Khartoum ready to continue dialogue with Washington: Sudan’s FM
November 15, 2016 (KHARTOUM) – Sudan’s State Minister for Foreign Affairs Kamal Ismail said on Monday that Khartoum is ready to resume the dialogue process with Washington.
Ismail pointed that resumption of the dialogue aimed at lifting the economic embargo on the Sudan, and reaching understandings and agreement leading to establish relations based on mutual respect “and common interests between Khartoum and Washington”.
The United States has imposed economic sanctions against Sudan since 1997 and has frozen all Sudan’s government assets in USA.
Last Sunday, U.S. President-elect Donald Trump adviser for Africa and the Middle East Walid Phares said “There is no reason for why we and our European allies lifting the sanctions. Lifting the sanctions on Bashir’s regime is not acceptable”.
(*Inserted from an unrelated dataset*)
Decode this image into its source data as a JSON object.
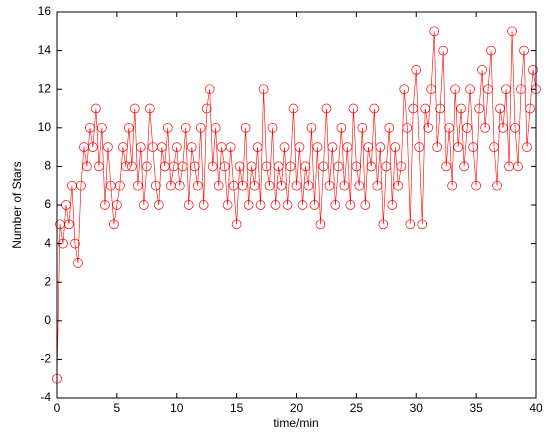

In a telephone call to American-Sudanese from the Nuba Mountains area of South Kordofan State before the presidential election, Phares said that if Trump is elected his administration would appeal to the international community to start putting a policy that would address and stop the “drama” of Sudan and South Kordofan particularly.
According to the semi-official Sudan Media Centre (SMC), the Sudanese diplomat expected that relations with America would head in the right direction during coming period. he stressed that Sudan extends its hand to complete the previous understanding with US, pointing to the cooperation between Khartoum and Washington on political and security issues.
The Sudanese minister called to be objective when it comes to discuss normalization process , “the relations with the United States must be based on equality and common interests,” he said.
Last October, President Barak Obama extended Sudan’s sanction for another year saying that actions and policies of the Sudanese government continue to pose an unusual and extraordinary threat to the national security and foreign policy of the United States”.
In the past, Washington promised Khartoum to lift sanctions after implementation of the Comprehensive Peace Agreement (CPA) of 2005, which led to the secession of South Sudan in 2011, but later demanded Sudan’s government to put an end to Darfur crisis and the conflict in South Kordofan and Blue Nile states.